La lirica della Magna Grecia
Stesicoro
Sulla vita di Stesicoro possediamo poche e incerte notizie, a partire dal nome. Il suo vero nome sarebbe stato Tisia.. Il nome Stesicoro (che in greco significa “ordinatore di cori”) gli fu dato (secondo quanto attesta il Lessico Suda, enciclopedia bizantina dell'antichità classica) perché sistemò per primo i canti corali in triadi composte da una strofe, un'antistrofe e un epodo. Nacque forse a Metauro, nella Magna Grecia, attorno al 630 a.C., ma visse quasi sempre a Imera, in Sicilia, circondato da grande prestigio e qui si svolse dunque la sua attività di poeta, ma fu anche chiamato nella Grecia continentale, in particolare a Sparta. Morì attorno al 550 a.C. probabilmente a Catania, dove si trova la sua tomba.
Poesia di miti
I filologi alessandrini raccolsero le sue composizioni in 26 volumi, ma di questa vastissima produzione restano solo titoli e scarsi frammenti. Tuttavia alcuni papiri da poco ritrovati hanno proiettato una luce nuova sulle opere di Stesicoro. Il Papiro di Lille, pubblicato nel 1977, contiene cospicui parti di una probabile Tebaide (di cui il frammento meglio conservato riguarda il discorso di Giocasta, madre e moglie di Edipo, ai figli Eteocle e Polinice).
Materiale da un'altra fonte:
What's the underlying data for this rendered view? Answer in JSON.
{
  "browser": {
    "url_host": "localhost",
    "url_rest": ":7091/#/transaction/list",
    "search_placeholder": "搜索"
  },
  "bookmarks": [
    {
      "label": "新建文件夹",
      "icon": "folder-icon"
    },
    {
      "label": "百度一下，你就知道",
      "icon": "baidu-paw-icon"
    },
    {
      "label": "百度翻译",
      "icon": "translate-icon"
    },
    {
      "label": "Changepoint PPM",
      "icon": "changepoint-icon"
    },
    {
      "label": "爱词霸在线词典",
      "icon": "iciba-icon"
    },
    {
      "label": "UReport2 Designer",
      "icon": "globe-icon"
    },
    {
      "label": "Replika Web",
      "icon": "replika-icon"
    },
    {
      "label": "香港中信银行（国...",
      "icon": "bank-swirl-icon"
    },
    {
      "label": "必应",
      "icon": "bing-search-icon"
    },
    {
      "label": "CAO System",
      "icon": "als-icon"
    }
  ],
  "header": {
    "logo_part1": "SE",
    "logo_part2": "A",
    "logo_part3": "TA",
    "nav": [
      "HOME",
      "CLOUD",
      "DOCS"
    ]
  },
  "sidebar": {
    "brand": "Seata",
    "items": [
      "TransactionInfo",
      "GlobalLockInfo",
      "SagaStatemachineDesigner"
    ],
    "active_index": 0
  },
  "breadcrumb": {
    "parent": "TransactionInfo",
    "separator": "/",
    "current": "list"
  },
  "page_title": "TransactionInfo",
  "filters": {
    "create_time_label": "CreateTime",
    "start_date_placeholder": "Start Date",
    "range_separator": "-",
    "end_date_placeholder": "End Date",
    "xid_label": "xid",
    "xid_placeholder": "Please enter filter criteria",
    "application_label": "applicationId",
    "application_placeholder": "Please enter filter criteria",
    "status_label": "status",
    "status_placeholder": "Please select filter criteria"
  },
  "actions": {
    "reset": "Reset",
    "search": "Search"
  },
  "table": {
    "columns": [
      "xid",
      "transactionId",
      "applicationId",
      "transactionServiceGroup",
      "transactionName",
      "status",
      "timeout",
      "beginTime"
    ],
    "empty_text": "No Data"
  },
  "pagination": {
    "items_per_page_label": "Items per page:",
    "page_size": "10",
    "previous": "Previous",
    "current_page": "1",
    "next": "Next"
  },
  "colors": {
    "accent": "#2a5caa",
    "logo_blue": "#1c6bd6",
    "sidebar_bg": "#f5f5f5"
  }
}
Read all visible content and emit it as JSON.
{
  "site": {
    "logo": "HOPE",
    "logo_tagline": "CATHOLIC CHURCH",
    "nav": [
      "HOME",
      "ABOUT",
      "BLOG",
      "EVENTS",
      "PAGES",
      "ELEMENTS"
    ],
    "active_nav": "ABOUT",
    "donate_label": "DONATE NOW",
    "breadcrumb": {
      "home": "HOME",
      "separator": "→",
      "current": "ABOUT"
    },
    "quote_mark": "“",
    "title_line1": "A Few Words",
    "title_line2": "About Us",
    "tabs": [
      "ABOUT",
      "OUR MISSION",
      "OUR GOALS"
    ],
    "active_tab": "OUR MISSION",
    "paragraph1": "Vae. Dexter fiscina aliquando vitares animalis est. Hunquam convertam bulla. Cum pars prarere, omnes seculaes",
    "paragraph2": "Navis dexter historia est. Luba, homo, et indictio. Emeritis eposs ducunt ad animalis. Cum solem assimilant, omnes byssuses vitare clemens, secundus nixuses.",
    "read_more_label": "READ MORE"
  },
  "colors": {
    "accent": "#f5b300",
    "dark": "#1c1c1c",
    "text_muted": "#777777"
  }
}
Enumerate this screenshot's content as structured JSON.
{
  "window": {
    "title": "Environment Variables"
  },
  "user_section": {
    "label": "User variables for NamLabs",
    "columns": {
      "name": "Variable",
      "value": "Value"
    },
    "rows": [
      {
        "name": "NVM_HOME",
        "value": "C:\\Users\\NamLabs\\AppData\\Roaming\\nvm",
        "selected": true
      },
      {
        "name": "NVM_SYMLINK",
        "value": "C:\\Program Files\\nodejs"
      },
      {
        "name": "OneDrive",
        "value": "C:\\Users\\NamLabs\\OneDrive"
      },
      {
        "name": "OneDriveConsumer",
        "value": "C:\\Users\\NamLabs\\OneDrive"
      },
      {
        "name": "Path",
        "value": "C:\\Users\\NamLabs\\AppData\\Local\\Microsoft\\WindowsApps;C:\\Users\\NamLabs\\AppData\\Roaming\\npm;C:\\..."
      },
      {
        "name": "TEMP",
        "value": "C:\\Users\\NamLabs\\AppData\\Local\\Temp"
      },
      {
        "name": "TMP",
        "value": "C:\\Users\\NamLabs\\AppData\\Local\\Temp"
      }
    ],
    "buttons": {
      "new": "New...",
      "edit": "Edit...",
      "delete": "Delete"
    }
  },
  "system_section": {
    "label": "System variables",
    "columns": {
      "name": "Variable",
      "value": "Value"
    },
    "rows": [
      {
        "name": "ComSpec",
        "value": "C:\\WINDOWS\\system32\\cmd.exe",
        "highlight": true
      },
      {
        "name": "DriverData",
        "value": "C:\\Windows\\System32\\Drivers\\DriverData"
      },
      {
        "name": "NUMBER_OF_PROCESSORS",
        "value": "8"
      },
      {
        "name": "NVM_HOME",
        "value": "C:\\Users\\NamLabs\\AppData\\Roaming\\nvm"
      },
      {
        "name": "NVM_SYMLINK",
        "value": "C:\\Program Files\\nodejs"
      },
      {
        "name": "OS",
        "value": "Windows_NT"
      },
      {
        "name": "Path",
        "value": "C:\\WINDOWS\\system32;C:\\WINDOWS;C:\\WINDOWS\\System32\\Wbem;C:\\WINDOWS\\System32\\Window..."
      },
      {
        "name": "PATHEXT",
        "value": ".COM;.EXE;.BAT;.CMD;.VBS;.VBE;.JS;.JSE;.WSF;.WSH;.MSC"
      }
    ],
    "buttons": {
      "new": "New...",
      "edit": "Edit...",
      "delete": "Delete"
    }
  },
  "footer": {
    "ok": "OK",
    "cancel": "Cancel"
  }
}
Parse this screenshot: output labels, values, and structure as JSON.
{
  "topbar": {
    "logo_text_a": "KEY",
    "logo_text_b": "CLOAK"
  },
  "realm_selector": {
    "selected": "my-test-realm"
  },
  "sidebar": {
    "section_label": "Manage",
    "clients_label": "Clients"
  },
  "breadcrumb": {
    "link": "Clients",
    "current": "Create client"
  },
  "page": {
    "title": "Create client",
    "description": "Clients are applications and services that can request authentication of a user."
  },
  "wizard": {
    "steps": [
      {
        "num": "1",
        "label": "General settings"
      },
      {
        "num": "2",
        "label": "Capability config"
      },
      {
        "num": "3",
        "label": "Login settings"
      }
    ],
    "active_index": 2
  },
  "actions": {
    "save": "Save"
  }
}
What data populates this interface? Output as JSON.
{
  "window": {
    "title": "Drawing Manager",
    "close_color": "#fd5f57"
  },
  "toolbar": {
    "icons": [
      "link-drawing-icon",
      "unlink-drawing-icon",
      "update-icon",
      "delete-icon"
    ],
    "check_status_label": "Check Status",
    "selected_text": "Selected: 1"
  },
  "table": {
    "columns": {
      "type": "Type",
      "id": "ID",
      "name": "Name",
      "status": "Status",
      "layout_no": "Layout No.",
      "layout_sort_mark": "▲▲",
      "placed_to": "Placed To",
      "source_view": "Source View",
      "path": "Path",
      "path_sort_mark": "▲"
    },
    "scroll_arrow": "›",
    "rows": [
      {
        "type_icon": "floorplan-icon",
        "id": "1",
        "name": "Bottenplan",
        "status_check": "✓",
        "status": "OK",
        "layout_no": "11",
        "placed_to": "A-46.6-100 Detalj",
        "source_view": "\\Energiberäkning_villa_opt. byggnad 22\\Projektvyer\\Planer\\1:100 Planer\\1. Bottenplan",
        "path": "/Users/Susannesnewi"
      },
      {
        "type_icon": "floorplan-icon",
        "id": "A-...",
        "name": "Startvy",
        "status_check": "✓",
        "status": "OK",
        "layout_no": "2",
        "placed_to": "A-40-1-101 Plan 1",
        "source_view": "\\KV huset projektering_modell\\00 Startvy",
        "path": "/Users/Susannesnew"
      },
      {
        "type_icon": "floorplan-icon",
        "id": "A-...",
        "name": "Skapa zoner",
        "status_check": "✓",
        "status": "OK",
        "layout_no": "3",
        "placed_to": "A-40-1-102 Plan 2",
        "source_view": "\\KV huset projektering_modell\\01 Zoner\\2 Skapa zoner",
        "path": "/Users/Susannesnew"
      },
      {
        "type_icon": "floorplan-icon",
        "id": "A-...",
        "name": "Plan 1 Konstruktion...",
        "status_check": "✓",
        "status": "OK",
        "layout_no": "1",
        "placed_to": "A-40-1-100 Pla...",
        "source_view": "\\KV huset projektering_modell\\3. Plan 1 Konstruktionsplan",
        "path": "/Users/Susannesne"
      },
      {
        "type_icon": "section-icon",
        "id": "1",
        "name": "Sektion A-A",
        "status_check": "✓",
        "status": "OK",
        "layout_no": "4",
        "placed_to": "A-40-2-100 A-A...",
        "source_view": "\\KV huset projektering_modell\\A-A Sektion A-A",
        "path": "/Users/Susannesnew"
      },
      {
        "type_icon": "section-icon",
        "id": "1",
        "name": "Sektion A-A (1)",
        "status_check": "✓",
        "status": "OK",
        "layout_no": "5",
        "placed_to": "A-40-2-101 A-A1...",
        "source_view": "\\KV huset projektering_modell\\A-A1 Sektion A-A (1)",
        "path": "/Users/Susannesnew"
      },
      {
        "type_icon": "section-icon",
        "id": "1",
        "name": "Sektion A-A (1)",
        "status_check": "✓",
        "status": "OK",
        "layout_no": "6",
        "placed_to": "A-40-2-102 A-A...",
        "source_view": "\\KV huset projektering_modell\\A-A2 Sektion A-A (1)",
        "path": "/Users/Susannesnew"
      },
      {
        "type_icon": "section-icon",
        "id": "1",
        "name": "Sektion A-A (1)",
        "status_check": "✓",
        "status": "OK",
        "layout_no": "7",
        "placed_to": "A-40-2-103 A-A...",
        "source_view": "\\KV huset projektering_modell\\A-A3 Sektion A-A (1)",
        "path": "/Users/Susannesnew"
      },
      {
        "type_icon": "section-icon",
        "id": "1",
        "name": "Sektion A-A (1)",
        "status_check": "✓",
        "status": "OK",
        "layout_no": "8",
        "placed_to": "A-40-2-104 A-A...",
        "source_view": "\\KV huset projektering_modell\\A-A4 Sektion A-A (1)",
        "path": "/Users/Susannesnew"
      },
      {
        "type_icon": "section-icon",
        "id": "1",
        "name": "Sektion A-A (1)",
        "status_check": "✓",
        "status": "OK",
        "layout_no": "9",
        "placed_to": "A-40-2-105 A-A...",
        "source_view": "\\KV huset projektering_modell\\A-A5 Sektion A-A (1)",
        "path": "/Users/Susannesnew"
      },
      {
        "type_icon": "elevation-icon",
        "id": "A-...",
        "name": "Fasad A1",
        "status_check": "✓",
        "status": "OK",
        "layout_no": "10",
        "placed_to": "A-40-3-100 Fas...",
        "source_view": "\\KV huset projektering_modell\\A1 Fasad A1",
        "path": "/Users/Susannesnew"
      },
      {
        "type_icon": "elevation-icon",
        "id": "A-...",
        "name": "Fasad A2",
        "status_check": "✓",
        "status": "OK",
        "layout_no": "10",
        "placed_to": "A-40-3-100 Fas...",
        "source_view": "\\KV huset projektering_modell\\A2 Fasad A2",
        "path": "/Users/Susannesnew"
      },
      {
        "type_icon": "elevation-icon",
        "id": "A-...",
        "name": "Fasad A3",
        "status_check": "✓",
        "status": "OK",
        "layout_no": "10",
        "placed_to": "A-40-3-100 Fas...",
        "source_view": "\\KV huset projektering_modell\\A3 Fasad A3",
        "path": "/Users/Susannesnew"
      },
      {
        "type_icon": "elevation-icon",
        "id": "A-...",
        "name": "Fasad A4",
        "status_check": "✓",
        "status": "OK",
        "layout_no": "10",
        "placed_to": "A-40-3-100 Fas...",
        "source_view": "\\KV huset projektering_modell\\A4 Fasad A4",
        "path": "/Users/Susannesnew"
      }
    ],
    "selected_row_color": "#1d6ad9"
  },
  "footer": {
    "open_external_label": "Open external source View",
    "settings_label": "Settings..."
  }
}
Nel Papiro di Ossirinco, del I sec d.C., recenti studi hanno attribuito a Stesicoro brani di un poema dedicato a un'impresa di Eracle, la Geroneide. In generale la produzione di Stesicoro ruota attorno a vicende e personaggi del mito, per lo più ispirati alla saga di Troia (come l'Iliupersis o Distruzione di Troia) o ad amori infelici (come la Calica e il Dafni).
Uno stile “grave e sublime”
Stesicoro utilizza il dialetto dorico nella sua espressione più aulica e letteraria e fonde lo stile formulare proprio dei poemi omerici con il linguaggio intimistico tipico dell'esecuzione monodica. I poeti successivi, soprattutto i tragici, ammirarono il periodare ampio, la narrazione solenne e gli sperimentalismi verbali stesicorei e ne trassero ispirazione. Stesicoro viene infatti ricordato per la sua megaloprépeia, ossia per la “gravità e sublimità dello stile” (espressione coniata da Dionigi di Alicarnasso) e per il forte peso della tradizione omerica all'interno della sua opera (come suggerisce l'anonimo del Sublime).